What purification strategy is recommended for maintaining CNEP1R1 stability and activity?

Purifying recombinant zebrafish CNEP1R1 while preserving its native structure and function requires careful consideration of its membrane protein characteristics:

• Solubilization approach:

  • Screen detergents systematically (starting with mild options like DDM, LMNG, or digitonin)

  • Consider amphipols or nanodiscs for long-term stability

  • Test detergent-free extraction using SMALPs for native lipid preservation

• Chromatography sequence:

  Step	Method	Buffer Considerations
  Capture	IMAC or affinity	Include detergent above CMC
  Intermediate	Ion exchange	Optimize salt gradient
  Polishing	Size exclusion	Match detergent to final application

• Stability enhancement:

  • Include glycerol (10-15%) in all buffers

  • Maintain physiological pH (7.2-7.4)

  • Add reducing agents to prevent disulfide formation

  • Consider adding specific lipids important for stability

• Activity preservation:

  • Minimize time at room temperature

  • Avoid freeze-thaw cycles

  • Use activity assays to monitor functional integrity throughout purification
    For structural studies, consider protein engineering approaches to improve stability, such as truncation of flexible regions or introduction of stabilizing mutations based on comparative sequence analysis.
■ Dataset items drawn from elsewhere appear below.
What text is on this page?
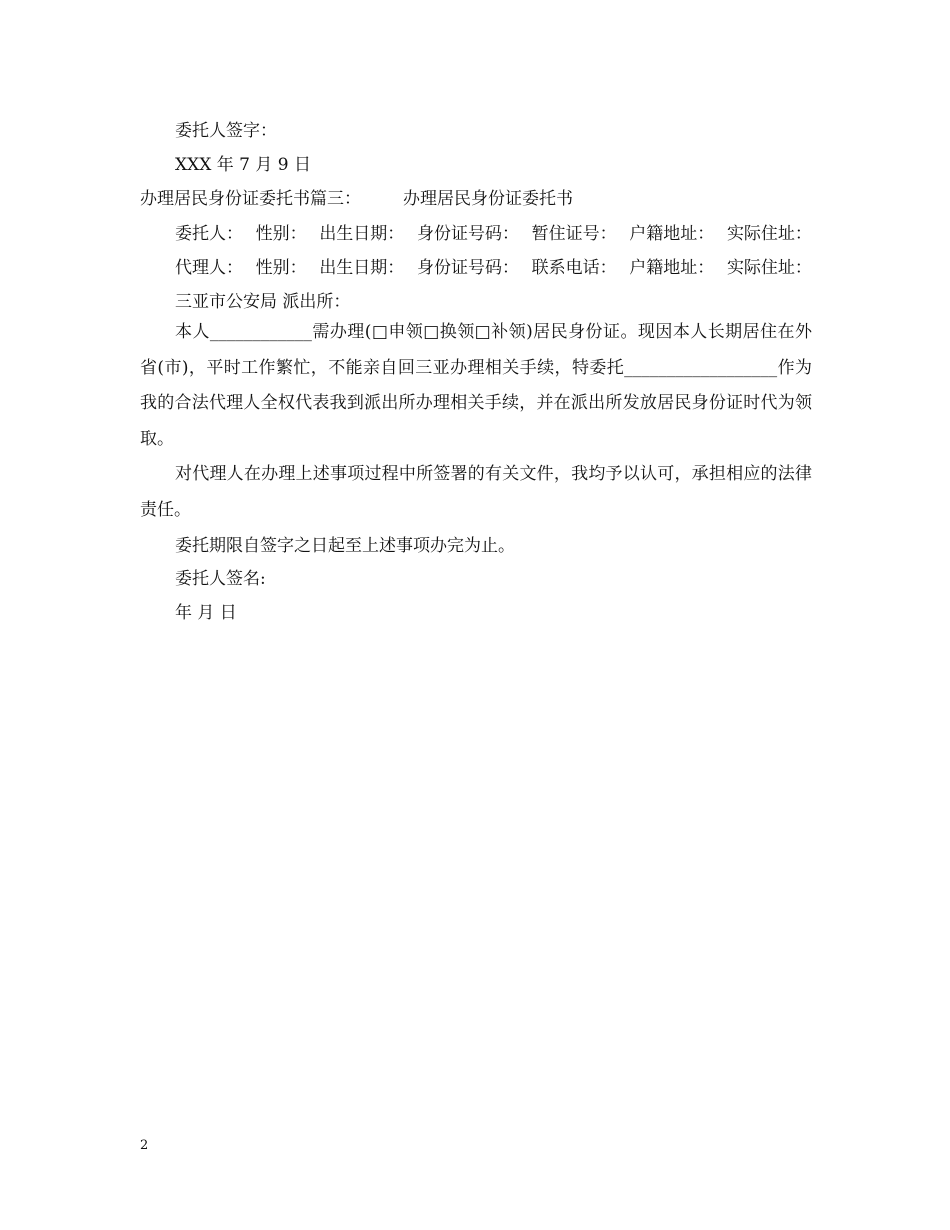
委托人签字：
XXX 年 7 月 9 日
办理居民身份证委托书篇三： 办理居民身份证委托书
委托人： 性别： 出生日期： 身份证号码： 暂住证号： 户籍地址： 实际住址：
代理人： 性别： 出生日期： 身份证号码： 联系电话： 户籍地址： 实际住址：
三亚市公安局 派出所：
本人____________需办理(□申领□换领□补领)居民身份证。现因本人长期居住在外省(市)，平时工作繁忙，不能亲自回三亚办理相关手续，特委托__________________作为我的合法代理人全权代表我到派出所办理相关手续，并在派出所发放居民身份证时代为领取。
对代理人在办理上述事项过程中所签署的有关文件，我均予以认可，承担相应的法律责任。
委托期限自签字之日起至上述事项办完为止。
委托人签名:
年 月 日
2
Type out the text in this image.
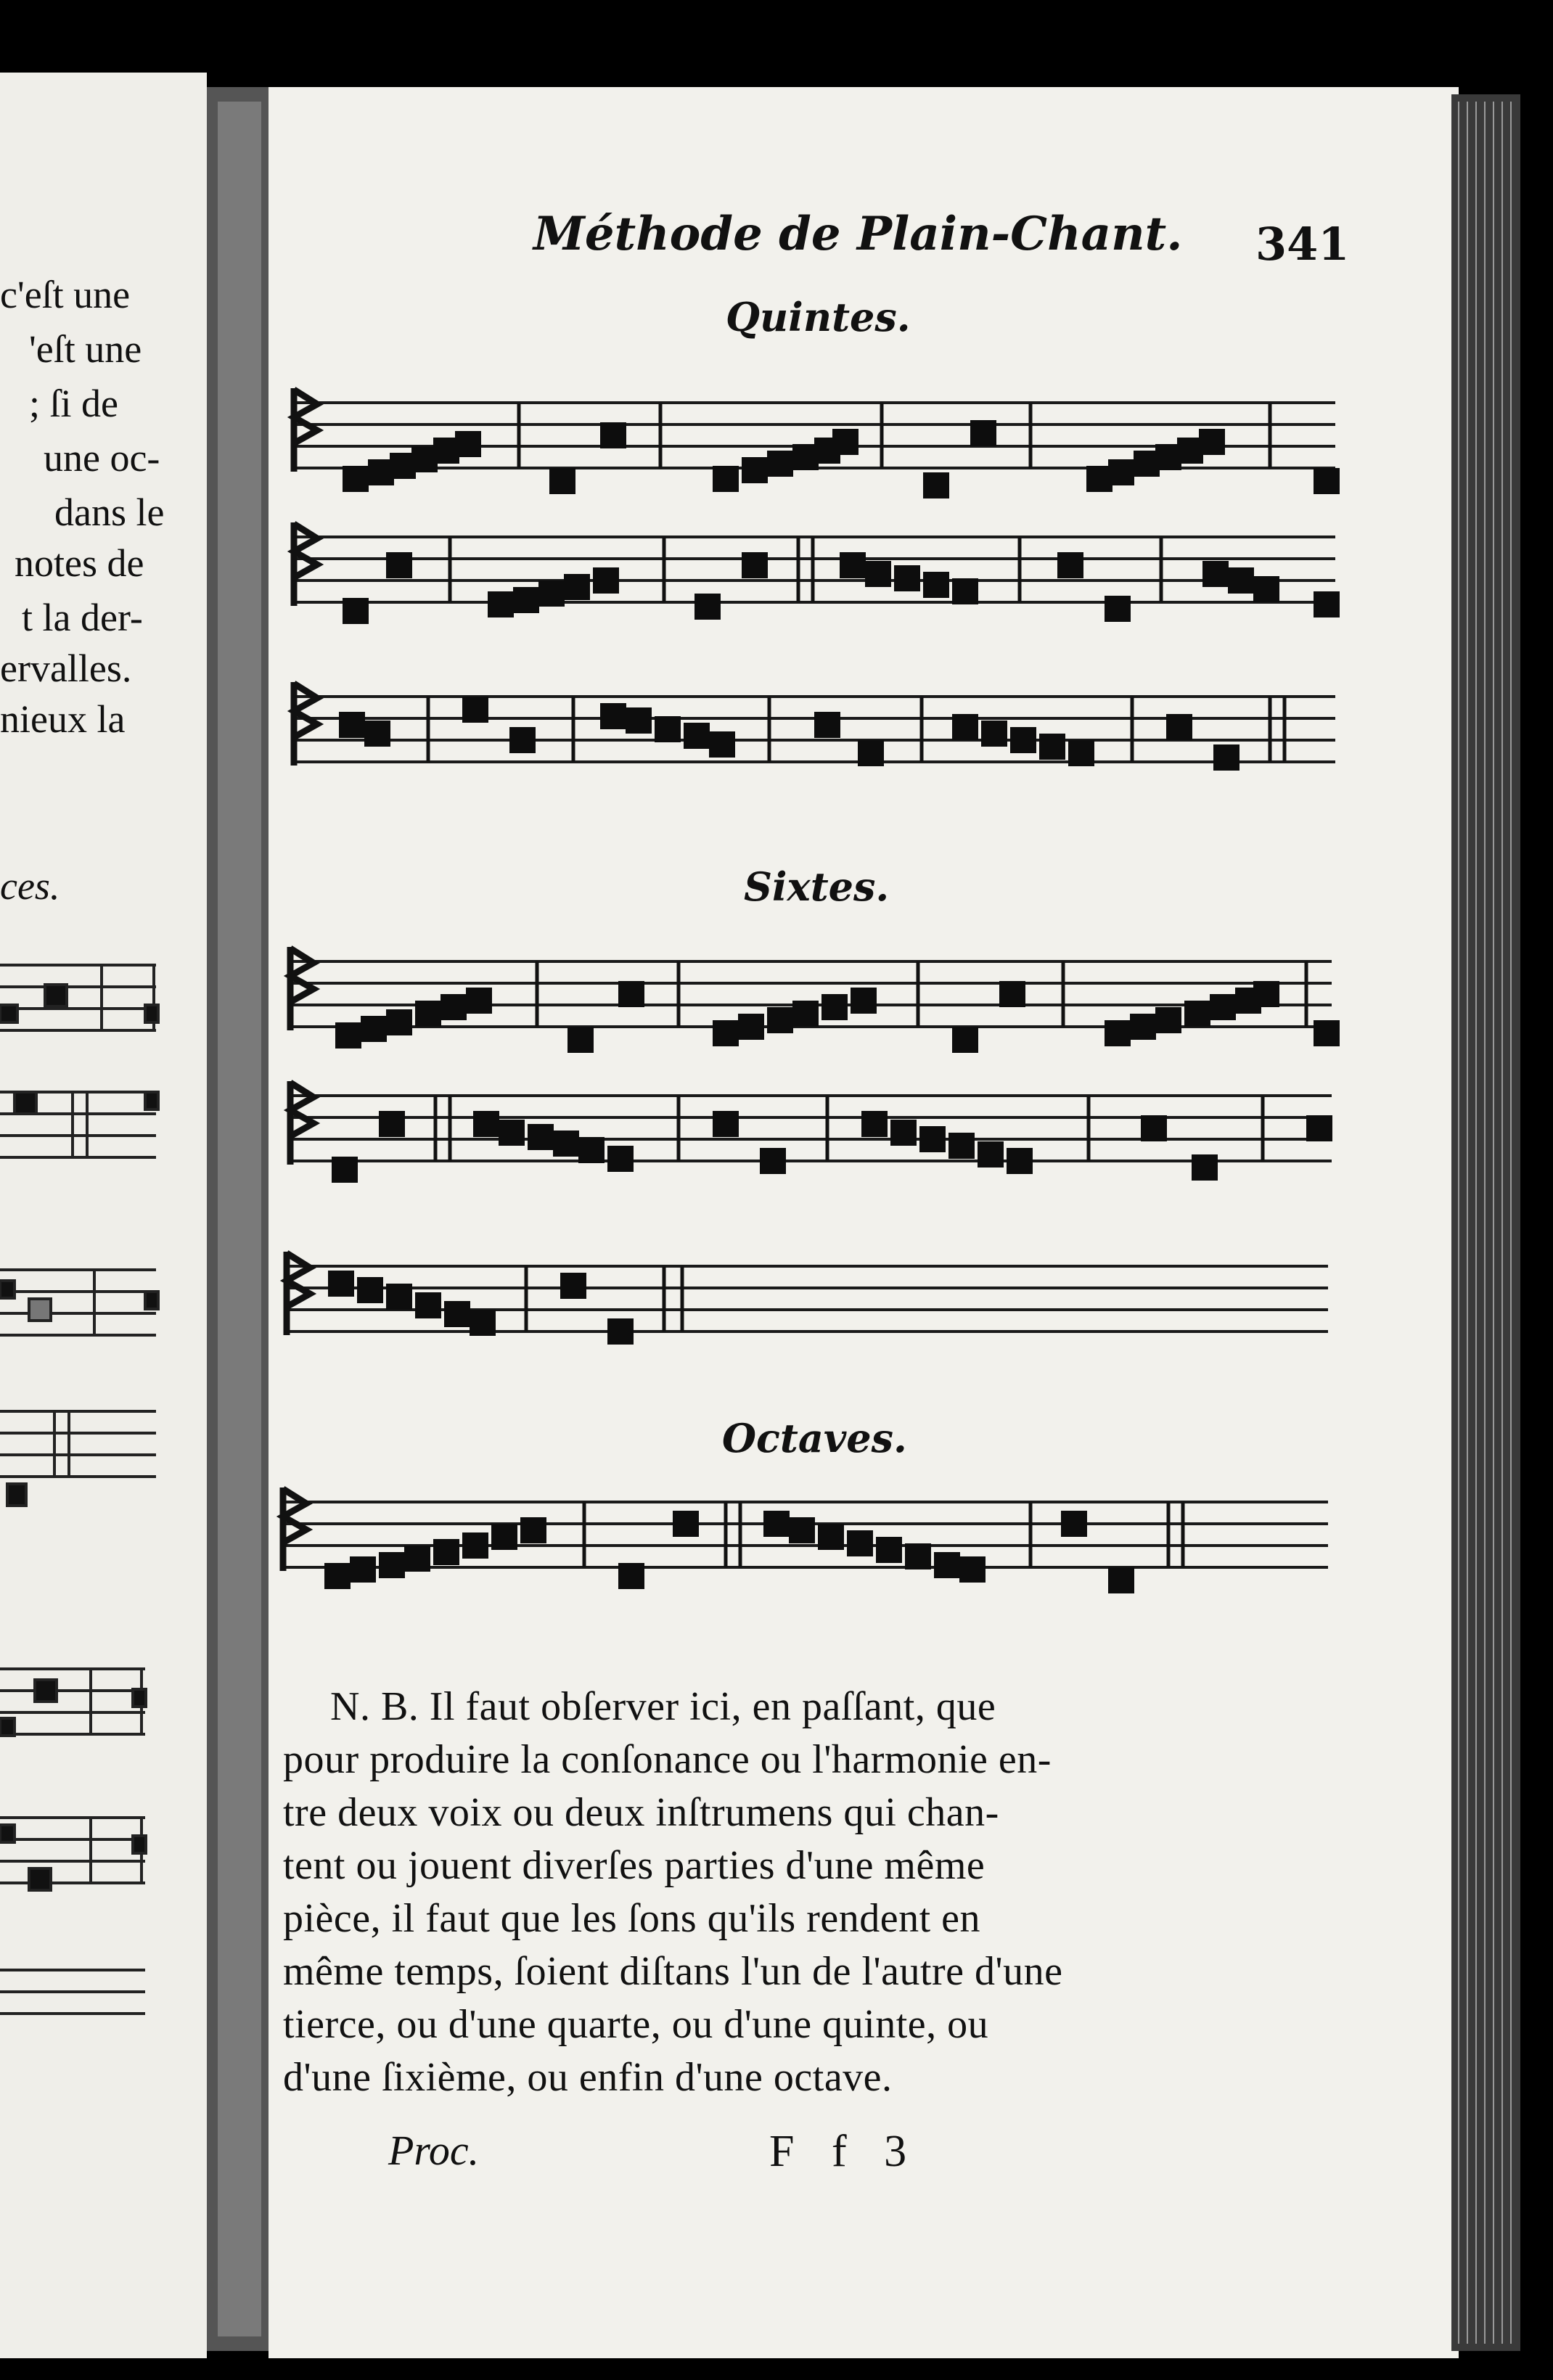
c'eſt une
'eſt une
; ſi de
une oc-
dans le
notes de
t la der-
ervalles.
nieux la
ces.
Méthode de Plain-Chant. 341
Quintes.
Sixtes.
Octaves.
N. B. Il faut obſerver ici, en paſſant, que
pour produire la conſonance ou l'harmonie en-
tre deux voix ou deux inſtrumens qui chan-
tent ou jouent diverſes parties d'une même
pièce, il faut que les ſons qu'ils rendent en
même temps, ſoient diſtans l'un de l'autre d'une
tierce, ou d'une quarte, ou d'une quinte, ou
d'une ſixième, ou enfin d'une octave.
Proc.	F f 3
How can I assess the functional activity of recombinant CNEP1R1?

Evaluating the functional activity of purified recombinant CNEP1R1 requires assays that reflect its regulatory role in phosphatase complexes:

• Binding assays:

  • Surface plasmon resonance (SPR) to measure interaction with known binding partners

  • Microscale thermophoresis (MST) for quantitative binding parameters

  • Pull-down assays to verify complex formation with phosphatases

• Functional assays:

  • In vitro phosphatase activity modulation assays

  • Liposome-based assays to measure effects on membrane properties

  • Nuclear envelope assembly assays using Xenopus egg extracts supplemented with recombinant protein

• Structural validation:

  • Circular dichroism (CD) to verify secondary structure

  • Limited proteolysis to assess proper folding

  • Thermal shift assays to evaluate stability These approaches can confirm that the recombinant protein maintains native-like properties and can serve as a useful tool for further mechanistic studies.